Limitations & Future Work¶
- The current instantiation only covers the GNN design space (3,080 candidate architectures). Extending to larger spaces like CNNs/Transformers requires solving scalability issues in knowledge base construction.
- Offline MKB construction requires pre-training a large number of models (67,760), leading to high initial costs.
- OOD adaptation shows limited improvement under extreme distribution shifts (Cornell \(R^2\) only improved from 0.03 to 0.11); multi-hop reasoning capabilities need enhancement.
- The Bayesian update assumes Gaussian-distributed gains, which may not hold in highly non-convex design spaces.
Related Work & Insights¶
- DesiGNN (Wang et al., 2026): Retrieval-augmented GNN design, but relies on static task similarity and lacks online calibration.
- AutoTransfer (Cao et al., 2023): Embedding-based model transfer, also suffering from static similarity issues.
- NAS-Bench-Graph (Qin et al., 2022): A GNN architecture search benchmark utilizing rank correlation to measure task similarity.
Rating¶
- Novelty: 9/10 — Reframing model design as retrieval-augmented iterative optimization on a Modification-Gain Graph; Bayesian dynamic task similarity is a highly original design.

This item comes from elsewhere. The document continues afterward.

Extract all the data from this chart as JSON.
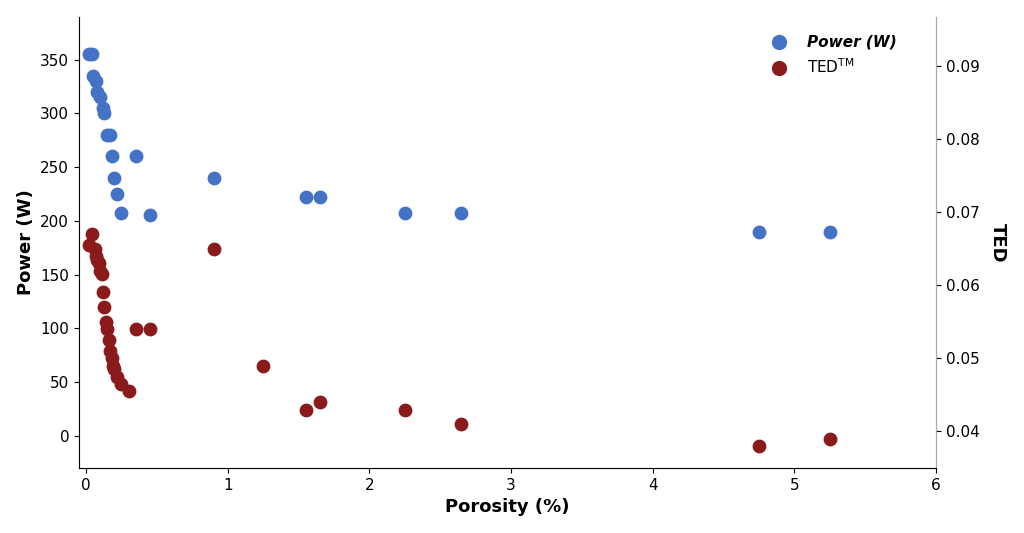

- Experimental Thoroughness: 9/10 — 33 task-data pairs + 10 baselines + detailed ablation + theoretical validation + cross-domain experiments.
- Writing Quality: 8/10 — Formal definitions are clear and rigorous, though notation density is high.
- Value: 8/10 — Provides a new paradigm for AutoML, though feasibility for larger design spaces remains to be validated.